The problem is, the format is very confusing, because Brooks and his friend from the BBC did something a little different every time they got together, and they decided to pretend to not understand the premise of being interviewed, which is a joke that wore thin probably the second time. But no, by all means, do it again ten years later. And ten years after that.  The topic of discussion each decade has a lot to do with what Mel Brooks was pimping at the time, which ranged from "The Producers" playing on Broadway to "Young Frankenstein" playing on stage in the West End.  Well, at least he was consistent.  

But all the bouncing around in time is very jarring - it's London in 1991, and then it's Hollywood California in 1981, and then it's 2017 and the young Mel Brooks is suddenly very old.  We know it's the same guy, but all this recycled footage ends up feeling like a flashback within a flashback, the interviews always referencing the previous interviews.  My guess is that none of the interviews produced a solid hour of workable material, so they all had to be mashed together or nested within each other.  It's also possible that Brooks told the same stories each time, so cutting out all the repetition from the four interviews created one usable hour, just one where the interview's subject just kept jumping around in age.

So there's probably a definitive documentary that will be made one day about Mel Brooks' life and career, but this sure isn't it, it's got its own agenda, which, sad to say, is promoting his current projects and then a lot of dicking around. But hey, if you want to watch Mel Brooks shopping at Whole Foods and buying chicken meatballs and thin spaghetti for a night at Carl Reiner's house, then you've come to the right place.  Brooks' marriage to Anne Bancroft is somehow summed up in just three still photos, and his career is reduced to one clip from "High Anxiety", another from "Young Frankenstein", and two from "The Producers" - the rest is anecdotes about old Jews vacationing in the Catskills, and I feel like I've heard those from him many times over the years. I'd love for Mel to live to be 100, but not 101 because that would mean another tiresome visit from Alan Yentob. 

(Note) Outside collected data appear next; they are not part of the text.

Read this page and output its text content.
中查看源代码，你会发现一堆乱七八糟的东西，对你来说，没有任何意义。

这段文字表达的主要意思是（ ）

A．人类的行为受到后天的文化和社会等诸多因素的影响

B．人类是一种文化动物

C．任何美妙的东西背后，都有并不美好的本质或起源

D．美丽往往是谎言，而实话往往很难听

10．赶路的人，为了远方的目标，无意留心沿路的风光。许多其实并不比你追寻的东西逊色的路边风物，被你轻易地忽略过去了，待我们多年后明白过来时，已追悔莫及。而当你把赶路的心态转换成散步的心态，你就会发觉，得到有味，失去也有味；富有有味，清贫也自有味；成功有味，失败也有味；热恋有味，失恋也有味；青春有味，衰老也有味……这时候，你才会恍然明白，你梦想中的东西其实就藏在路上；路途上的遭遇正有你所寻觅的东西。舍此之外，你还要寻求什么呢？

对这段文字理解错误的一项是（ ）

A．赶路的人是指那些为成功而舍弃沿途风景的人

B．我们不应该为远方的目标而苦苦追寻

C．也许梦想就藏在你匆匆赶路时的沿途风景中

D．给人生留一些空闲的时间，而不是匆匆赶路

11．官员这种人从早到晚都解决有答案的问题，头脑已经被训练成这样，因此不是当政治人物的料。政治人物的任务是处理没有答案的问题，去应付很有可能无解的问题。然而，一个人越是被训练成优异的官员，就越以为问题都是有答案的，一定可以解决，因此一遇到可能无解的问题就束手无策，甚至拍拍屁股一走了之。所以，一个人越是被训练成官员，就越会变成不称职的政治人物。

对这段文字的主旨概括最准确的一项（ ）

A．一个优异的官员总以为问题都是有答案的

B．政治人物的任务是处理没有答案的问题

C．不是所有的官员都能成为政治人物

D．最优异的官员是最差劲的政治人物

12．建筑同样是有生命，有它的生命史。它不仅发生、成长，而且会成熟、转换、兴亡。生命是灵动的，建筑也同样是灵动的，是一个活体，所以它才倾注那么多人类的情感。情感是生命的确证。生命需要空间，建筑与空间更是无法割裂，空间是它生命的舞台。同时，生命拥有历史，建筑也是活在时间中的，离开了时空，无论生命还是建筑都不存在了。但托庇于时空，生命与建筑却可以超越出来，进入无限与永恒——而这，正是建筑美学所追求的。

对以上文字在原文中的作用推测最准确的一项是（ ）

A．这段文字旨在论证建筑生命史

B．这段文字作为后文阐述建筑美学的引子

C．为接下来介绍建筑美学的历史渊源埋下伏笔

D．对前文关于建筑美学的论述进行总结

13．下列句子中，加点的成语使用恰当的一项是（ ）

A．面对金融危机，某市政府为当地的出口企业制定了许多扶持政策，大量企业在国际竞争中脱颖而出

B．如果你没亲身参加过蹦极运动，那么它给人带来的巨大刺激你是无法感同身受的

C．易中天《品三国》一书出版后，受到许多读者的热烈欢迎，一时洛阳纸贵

Also starring Tom Jones (last seen in "Tina"), Sherry Lansing, Alan Yentob

with archive footage of Anne Bancroft (last seen in "The Elephant Man"), Peter Boyle (also carrying over from "The Automat"), Sid Caesar (ditto), Cary Grant (ditto), Madeline Kahn (ditto), Imogene Coca (last seen in "The Bee Gees: How Can You Mend a Broken Heart"), Russell Crowe (last seen in "The Man With the Iron Fists"), Marty Feldman, Teri Garr (last seen in "Spielberg"), Zero Mostel (last seen in "The Front"), Buddy Rich (last seen in "Count Me In"), Dick Shawn (last seen in "Way...Way Out"), Gene Wilder (last seen in "Start the Revolution Without Me").